The Commander of the Bath was a washed-out looking Turk. He had a large, pasty, featureless face, not unlike a slightly mouldy ham in size, colour, and outline. While we were washing he took charge of the few small belongings we still retained—our cigarettes and tobacco, my watch, the first volume of the History of my Persecution by the English. He failed to loosen Hill’s grip on his Bible, and it came into the bathroom with us. He asked if we had any money, and seemed disappointed when he found we had none. When we had bathed he brought us our hospital uniform—a vest, a pair of pants, a weird garment that was neither shirt nor nightgown but half-way between, and Turkish slippers, and put into our hands everything he had taken from us. I was surprised at his honesty, but found later that, like every other subordinate in the hospital, he had his own method of adding to his income. Even when the doctors ordered it for us, Hill and I tried in vain to get another bath. Either there was “no room” or “the water was off” or “the bath had to be disinfected after itch patients”—there was always one excuse or another to turn us away until we discovered that a ten-piastre note would disinfect the bath, turn on the water, and make room for us, all in a breath.

The “hammam-jee” handed us over to an attendant of the “Asabi-Qaoush” (nervous ward). In the room to which we were taken by this gentleman there were ten beds, four on one side, five on the other, and one at the end. I was put into No. 10 bed, which was next the door. Next to me, in No. 9 bed, was a Turkish officer, and on his other side, in No. 8, they placed Hill. The room was faintly lit by a cheap kerosine lamp. The corridor outside was in darkness. Both our beds were in full view of the door.

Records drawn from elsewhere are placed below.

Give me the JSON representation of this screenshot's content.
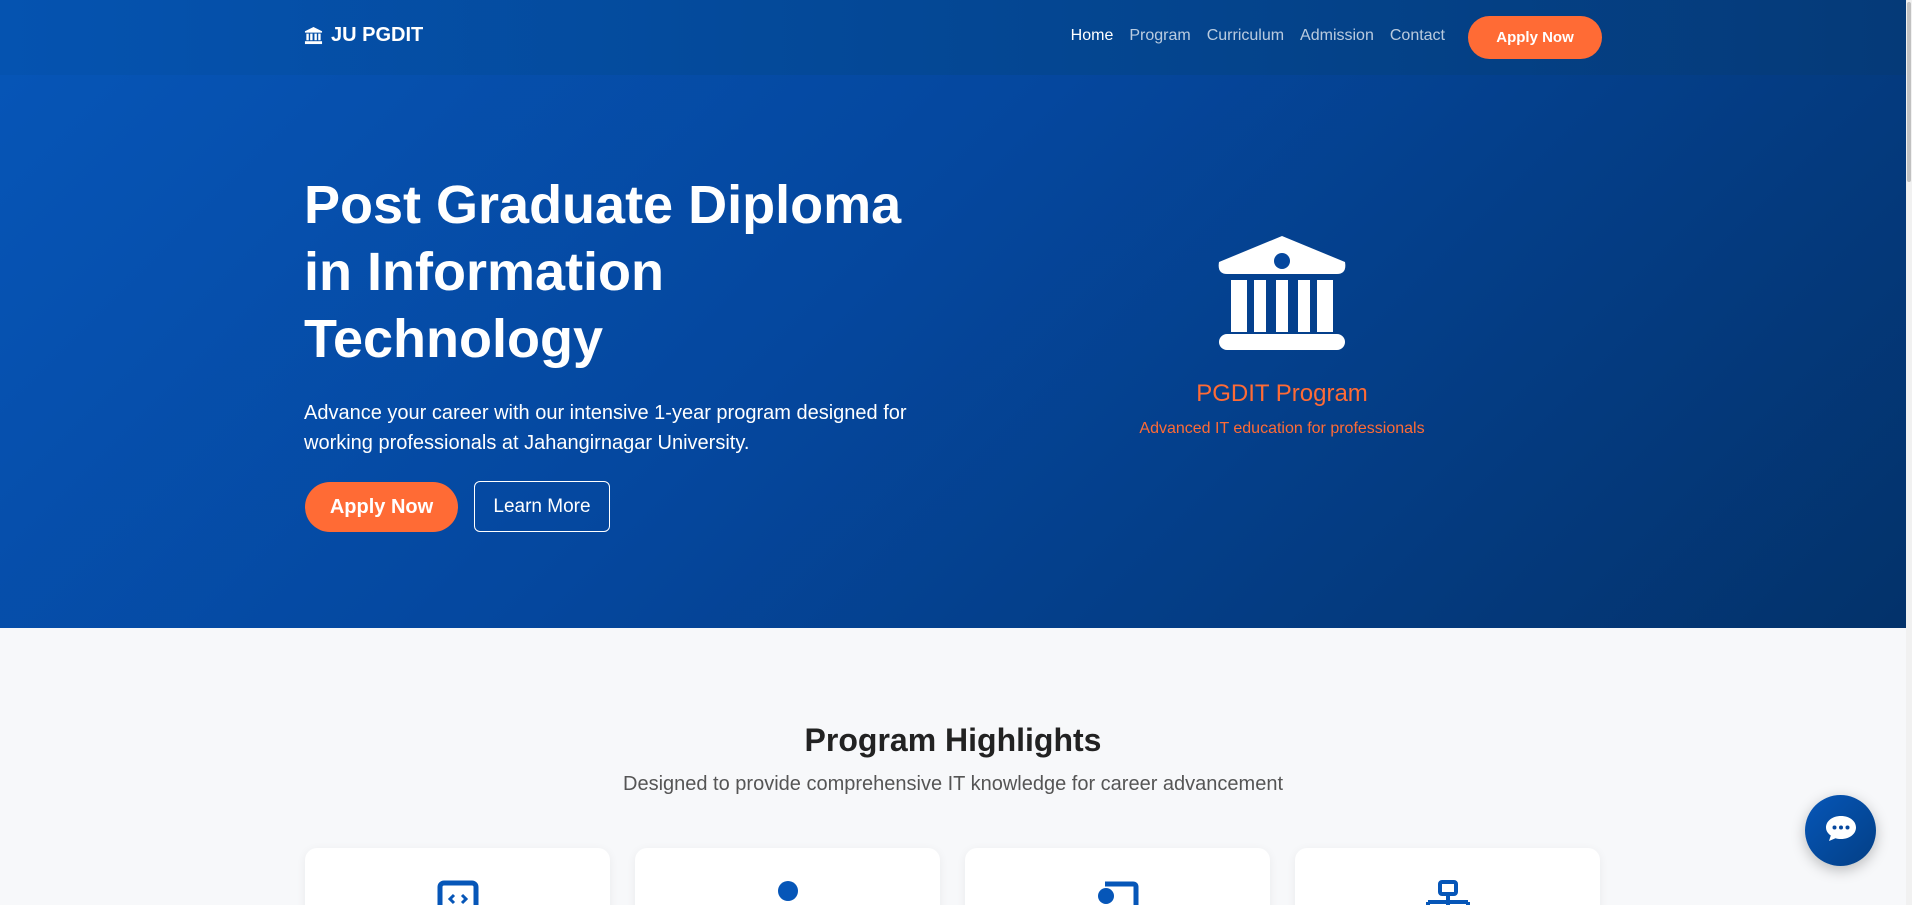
{
  "brand": {
    "icon": "university-icon",
    "name": "JU PGDIT"
  },
  "nav": {
    "links": [
      "Home",
      "Program",
      "Curriculum",
      "Admission",
      "Contact"
    ],
    "active": "Home",
    "apply_label": "Apply Now"
  },
  "hero": {
    "title": "Post Graduate Diploma in Information Technology",
    "subtitle": "Advance your career with our intensive 1-year program designed for working professionals at Jahangirnagar University.",
    "apply_label": "Apply Now",
    "learn_label": "Learn More",
    "card": {
      "icon": "university-icon",
      "title": "PGDIT Program",
      "subtitle": "Advanced IT education for professionals"
    }
  },
  "highlights": {
    "title": "Program Highlights",
    "subtitle": "Designed to provide comprehensive IT knowledge for career advancement",
    "cards": [
      {
        "icon": "code-icon"
      },
      {
        "icon": "user-icon"
      },
      {
        "icon": "certificate-icon"
      },
      {
        "icon": "network-icon"
      }
    ]
  },
  "chat": {
    "icon": "chat-icon"
  },
  "colors": {
    "primary": "#0656b8",
    "primary_dark": "#03326a",
    "accent": "#ff6b35",
    "background": "#f7f8fa"
  }
}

I covered my head with the blankets, leaving a small peep-hole, through which I could watch the corridor, and lay waiting. We were determined to keep awake all night, because O’Farrell had warned us that our greatest difficulty would be to get the “insane look” into our eyes, and our best chance was to dull them with lack of sleep. We had expected to face the doctors immediately on arrival at Haidar Pasha, and had not closed our eyes the night before. Indeed, our last real sleep had been at Angora on the 5th May, and it was now the night of the 8th. The beds were comfortable (it was not yet the bug season), and we were very weary. There followed for both of us a dreadful struggle against sleep. Time and again I pulled myself together on the verge of oblivion. I felt I would give all I possessed, all I hoped for, to be allowed to close my eyes for ten minutes,—for five,—for one! I began pinching myself, making the pinches keep time with the snores of a Turk in one of the beds opposite, but in a little while the noises stopped and I nearly fell asleep while waiting for the next snore. A rush of feet down the corridor roused me, and I lay listening to the sound of blows. Then all was silent again. I did not know at the time what had happened, but I was to see the same thing happen often enough—it was merely a wandering lunatic in a neighbouring ward being pounded back to bed by the attendants. An idea prevails that the mentally deficient are handled with exceptional gentleness in Mussulman countries. It is erroneous. No doubt they are believed to be “smitten by Allah,” but followers of the Prophet are no more patient than other mortals, and if a lunatic “won’t listen to reason,” orderlies take it out of the poor devil. Before I left Haidar Pasha I was to see sights and hear sounds that will never, I fear, leave my memory. The brutalities usually took place at night, and never when there was a doctor anywhere in the neighbourhood. For the Turkish doctors at Haidar Pasha were, in the main, humane and educated gentlemen. There ought to have been a medical man on the spot, night and day, to prevent the things I saw, and there wasn’t. But that is another story.

When things quietened down again I noticed through my peep-hole a shadow flit past in the dark corridor outside, and disappear beside a large cupboard. The slight scraping of a chair on the cement floor let me know that someone had taken a seat. We were being watched.